Au coeur de la première guerre mondiale, en avril 1917, un soldat français revient dans sa tranchée et découvre ses compagnons d’armes morts, sans en comprendre la raison. C’est alors que les mortels gaz toxiques arrivent et tuent ce dernier survivant de ce régiment d’infanterie qui a juste le temps d’enfouir en terre son appareil photo, avant que les corps ne soient évacués par des inconnus portant des masques à gaz. Un an plus tard, en mars 1918, alors que Paris est bombardé par un canon allemand à longue portée, un scandale impliquant l’armée et son rôle dans la mystérieuse disparition du régiment est prêt d’éclater grâce à l’obstination d’un journaliste qui a analysé les photos retrouvées dans cette fameuse tranchée où a péri le régiment maudit. Mais ces révélations ne plaisent pas à tous, et les embûches vont être nombreuses avant de pouvoir rétablir la vérité sur ces soldats sacrifiés…

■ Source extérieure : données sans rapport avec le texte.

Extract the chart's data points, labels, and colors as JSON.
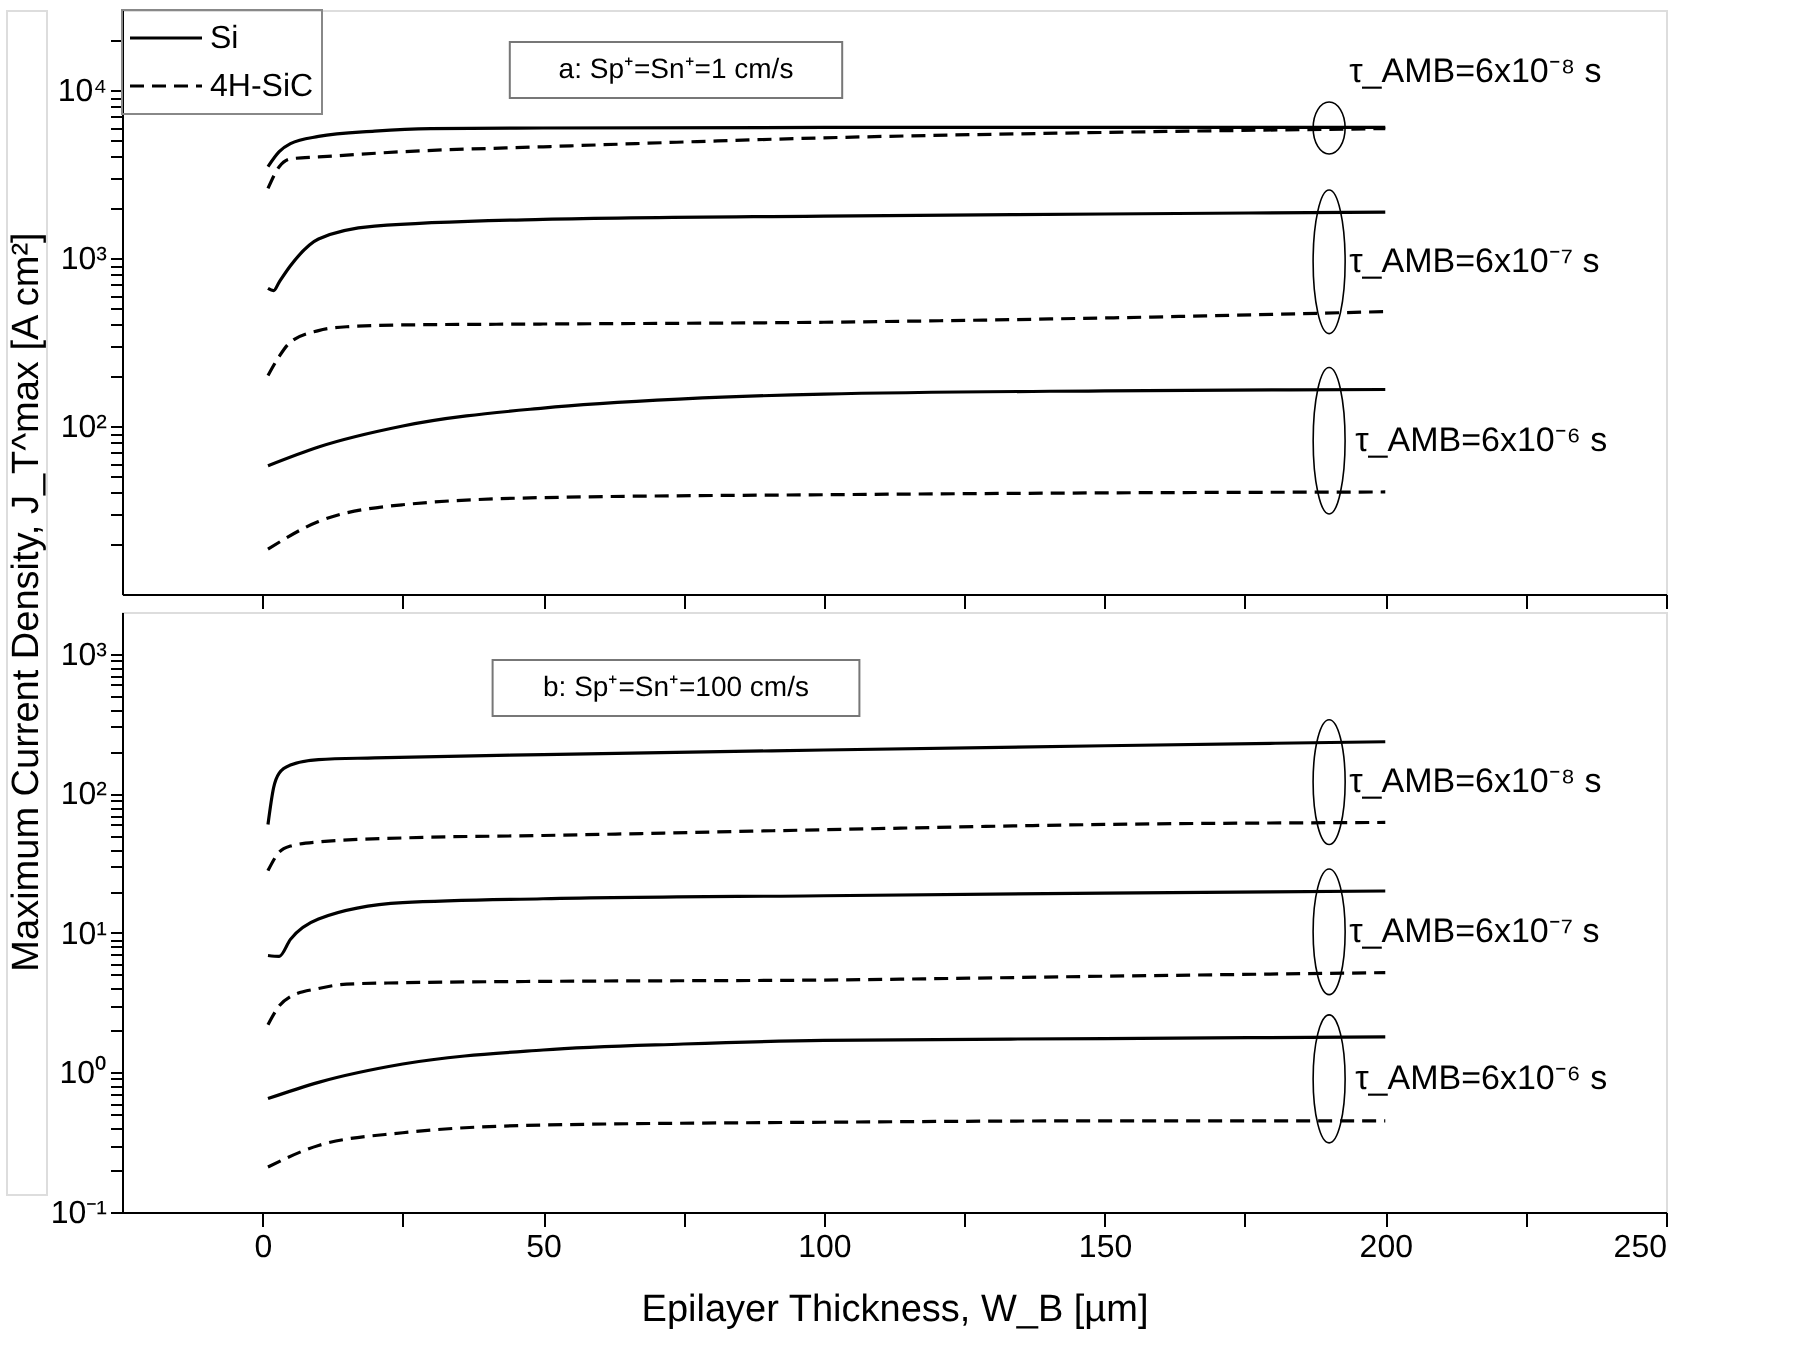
{
  "chart_data": [
    {
      "type": "line",
      "ylabel": "Maximum Current Density, J_T^max [A cm²]",
      "log": true,
      "grid": false,
      "legend": "top left",
      "tick_labels": "y",
      "xlim": [
        -25,
        250
      ],
      "xticks": [
        0,
        {
          "value": 25,
          "label": null
        },
        50,
        {
          "value": 75,
          "label": null
        },
        100,
        {
          "value": 125,
          "label": null
        },
        150,
        {
          "value": 175,
          "label": null
        },
        200,
        {
          "value": 225,
          "label": null
        },
        250
      ],
      "ylim": [
        10,
        30000
      ],
      "yticks": [
        {
          "value": 20,
          "label": null
        },
        {
          "value": 30,
          "label": null
        },
        {
          "value": 40,
          "label": null
        },
        {
          "value": 50,
          "label": null
        },
        {
          "value": 60,
          "label": null
        },
        {
          "value": 70,
          "label": null
        },
        {
          "value": 80,
          "label": null
        },
        {
          "value": 90,
          "label": null
        },
        {
          "value": 100,
          "label": "10²"
        },
        {
          "value": 200,
          "label": null
        },
        {
          "value": 300,
          "label": null
        },
        {
          "value": 400,
          "label": null
        },
        {
          "value": 500,
          "label": null
        },
        {
          "value": 600,
          "label": null
        },
        {
          "value": 700,
          "label": null
        },
        {
          "value": 800,
          "label": null
        },
        {
          "value": 900,
          "label": null
        },
        {
          "value": 1000,
          "label": "10³"
        },
        {
          "value": 2000,
          "label": null
        },
        {
          "value": 3000,
          "label": null
        },
        {
          "value": 4000,
          "label": null
        },
        {
          "value": 5000,
          "label": null
        },
        {
          "value": 6000,
          "label": null
        },
        {
          "value": 7000,
          "label": null
        },
        {
          "value": 8000,
          "label": null
        },
        {
          "value": 9000,
          "label": null
        },
        {
          "value": 10000,
          "label": "10⁴"
        },
        {
          "value": 20000,
          "label": null
        }
      ],
      "series": [
        {
          "name": "Si",
          "color": "#000000",
          "line_style": "solid",
          "x": [
            1,
            3,
            5,
            10,
            20,
            30,
            50,
            100,
            150,
            200
          ],
          "values": [
            3500,
            4300,
            4800,
            5300,
            5700,
            5900,
            5950,
            6000,
            6000,
            6000
          ]
        },
        {
          "name": "4H-SiC",
          "color": "#000000",
          "line_style": "dashed",
          "x": [
            1,
            3,
            5,
            10,
            25,
            50,
            100,
            150,
            200
          ],
          "values": [
            2600,
            3500,
            3900,
            4000,
            4300,
            4600,
            5200,
            5600,
            5900
          ]
        },
        {
          "color": "#000000",
          "line_style": "solid",
          "x": [
            1,
            2,
            3,
            5,
            10,
            20,
            50,
            100,
            150,
            200
          ],
          "values": [
            660,
            640,
            720,
            900,
            1300,
            1550,
            1700,
            1780,
            1830,
            1880
          ]
        },
        {
          "color": "#000000",
          "line_style": "dashed",
          "x": [
            1,
            3,
            5,
            10,
            15,
            25,
            50,
            100,
            150,
            200
          ],
          "values": [
            200,
            260,
            316,
            370,
            390,
            400,
            405,
            415,
            440,
            480
          ]
        },
        {
          "color": "#000000",
          "line_style": "solid",
          "x": [
            1,
            10,
            25,
            50,
            75,
            100,
            150,
            200
          ],
          "values": [
            58,
            75,
            100,
            128,
            145,
            155,
            162,
            165
          ]
        },
        {
          "color": "#000000",
          "line_style": "dashed",
          "x": [
            1,
            10,
            25,
            50,
            100,
            150,
            200
          ],
          "values": [
            18.5,
            27,
            34,
            37.5,
            39,
            40,
            40.5
          ]
        }
      ],
      "annotations": [
        "a: Sp⁺=Sn⁺=1 cm/s",
        "τ_AMB=6x10⁻⁸ s",
        "τ_AMB=6x10⁻⁷ s",
        "τ_AMB=6x10⁻⁶ s"
      ]
    },
    {
      "type": "line",
      "xlabel": "Epilayer Thickness, W_B [µm]",
      "log": true,
      "grid": false,
      "xlim": [
        -25,
        250
      ],
      "xticks": [
        0,
        {
          "value": 25,
          "label": null
        },
        50,
        {
          "value": 75,
          "label": null
        },
        100,
        {
          "value": 125,
          "label": null
        },
        150,
        {
          "value": 175,
          "label": null
        },
        200,
        {
          "value": 225,
          "label": null
        },
        250
      ],
      "ylim": [
        0.1,
        2000
      ],
      "yticks": [
        {
          "value": 0.1,
          "label": "10⁻¹"
        },
        {
          "value": 0.2,
          "label": null
        },
        {
          "value": 0.3,
          "label": null
        },
        {
          "value": 0.4,
          "label": null
        },
        {
          "value": 0.5,
          "label": null
        },
        {
          "value": 0.6,
          "label": null
        },
        {
          "value": 0.7,
          "label": null
        },
        {
          "value": 0.8,
          "label": null
        },
        {
          "value": 0.9,
          "label": null
        },
        {
          "value": 1,
          "label": "10⁰"
        },
        {
          "value": 2,
          "label": null
        },
        {
          "value": 3,
          "label": null
        },
        {
          "value": 4,
          "label": null
        },
        {
          "value": 5,
          "label": null
        },
        {
          "value": 6,
          "label": null
        },
        {
          "value": 7,
          "label": null
        },
        {
          "value": 8,
          "label": null
        },
        {
          "value": 9,
          "label": null
        },
        {
          "value": 10,
          "label": "10¹"
        },
        {
          "value": 20,
          "label": null
        },
        {
          "value": 30,
          "label": null
        },
        {
          "value": 40,
          "label": null
        },
        {
          "value": 50,
          "label": null
        },
        {
          "value": 60,
          "label": null
        },
        {
          "value": 70,
          "label": null
        },
        {
          "value": 80,
          "label": null
        },
        {
          "value": 90,
          "label": null
        },
        {
          "value": 100,
          "label": "10²"
        },
        {
          "value": 200,
          "label": null
        },
        {
          "value": 300,
          "label": null
        },
        {
          "value": 400,
          "label": null
        },
        {
          "value": 500,
          "label": null
        },
        {
          "value": 600,
          "label": null
        },
        {
          "value": 700,
          "label": null
        },
        {
          "value": 800,
          "label": null
        },
        {
          "value": 900,
          "label": null
        },
        {
          "value": 1000,
          "label": "10³"
        }
      ],
      "series": [
        {
          "color": "#000000",
          "line_style": "solid",
          "x": [
            1,
            2,
            3,
            5,
            10,
            20,
            50,
            100,
            150,
            200
          ],
          "values": [
            60,
            110,
            140,
            160,
            175,
            180,
            190,
            205,
            220,
            235
          ]
        },
        {
          "color": "#000000",
          "line_style": "dashed",
          "x": [
            1,
            3,
            5,
            10,
            25,
            50,
            100,
            150,
            200
          ],
          "values": [
            28,
            38,
            42,
            45,
            48,
            50,
            55,
            60,
            62
          ]
        },
        {
          "color": "#000000",
          "line_style": "solid",
          "x": [
            1,
            3,
            5,
            10,
            25,
            50,
            100,
            150,
            200
          ],
          "values": [
            6.9,
            6.8,
            9,
            12.6,
            16.5,
            17.6,
            18.5,
            19.3,
            20
          ]
        },
        {
          "color": "#000000",
          "line_style": "dashed",
          "x": [
            1,
            3,
            5,
            10,
            15,
            25,
            50,
            100,
            150,
            200
          ],
          "values": [
            2.2,
            3.0,
            3.5,
            4.0,
            4.3,
            4.4,
            4.5,
            4.6,
            4.9,
            5.2
          ]
        },
        {
          "color": "#000000",
          "line_style": "solid",
          "x": [
            1,
            10,
            25,
            50,
            75,
            100,
            150,
            200
          ],
          "values": [
            0.65,
            0.85,
            1.15,
            1.45,
            1.6,
            1.7,
            1.75,
            1.8
          ]
        },
        {
          "color": "#000000",
          "line_style": "dashed",
          "x": [
            1,
            10,
            25,
            50,
            100,
            150,
            200
          ],
          "values": [
            0.21,
            0.3,
            0.37,
            0.42,
            0.44,
            0.45,
            0.45
          ]
        }
      ],
      "annotations": [
        "b: Sp⁺=Sn⁺=100 cm/s",
        "τ_AMB=6x10⁻⁸ s",
        "τ_AMB=6x10⁻⁷ s",
        "τ_AMB=6x10⁻⁶ s"
      ]
    }
  ]
}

Cet album d’un peu plus de 100 pages regroupe les deux tomes parus initialement en 2010 et 2011. Je l’ai emprunté pour son scénariste, dont j’avais apprécié le travail dans Deadline. Et bien, cette fois non plus, je ne suis pas déçue : le scénario est très bien construit, à la façon d’un film. On saute d’un personnage à l’autre de façon très rapide, parfois trop, si bien qu’on ne sait plus trop où on se trouve. L’histoire commence en avril 1917, se poursuit en mars 1918, et revient ensuite à la veille. En bref, la révélation du scandale tient sur deux jours, ces deux jours de mars 1918. Les personnages sont nombreux, heureusement qu’ils sont présentés au début de l’album, à la manière d’une pièce de théâtre. Le récit est fort bien mené, servi par un dessin agréable, même si parfois je le trouve un peu trop brut et sec. Les couleurs sont assez ternes, mais cela ne contraste pas avec les propos : bien au contraire, elles parviennent à entretenir l’ambiance très noire de cette histoire. Les personnages se différencient bien les uns des autres, et on comprend facilement le rôle qu’ils jouent. Chaque caractère est suffisamment creusé pour que le lecteur se sente impliqué dans l’histoire. Au final, tous les personnages et toutes les situations présentées finissent par converger vers la résolution de l’énigme de la mort des soldats du régiment un an auparavant, et toutes les pièces du puzzle se replacent. Par son scénario sacrément efficace et son dessin réaliste et simple, j’ai passé un très agréable moment de lecture, même si certaines cases sont difficilement supportables au départ, ne dissimulant pas l’horreur de la guerre. Un long destin de sang est un album qui mérite véritablement le détour.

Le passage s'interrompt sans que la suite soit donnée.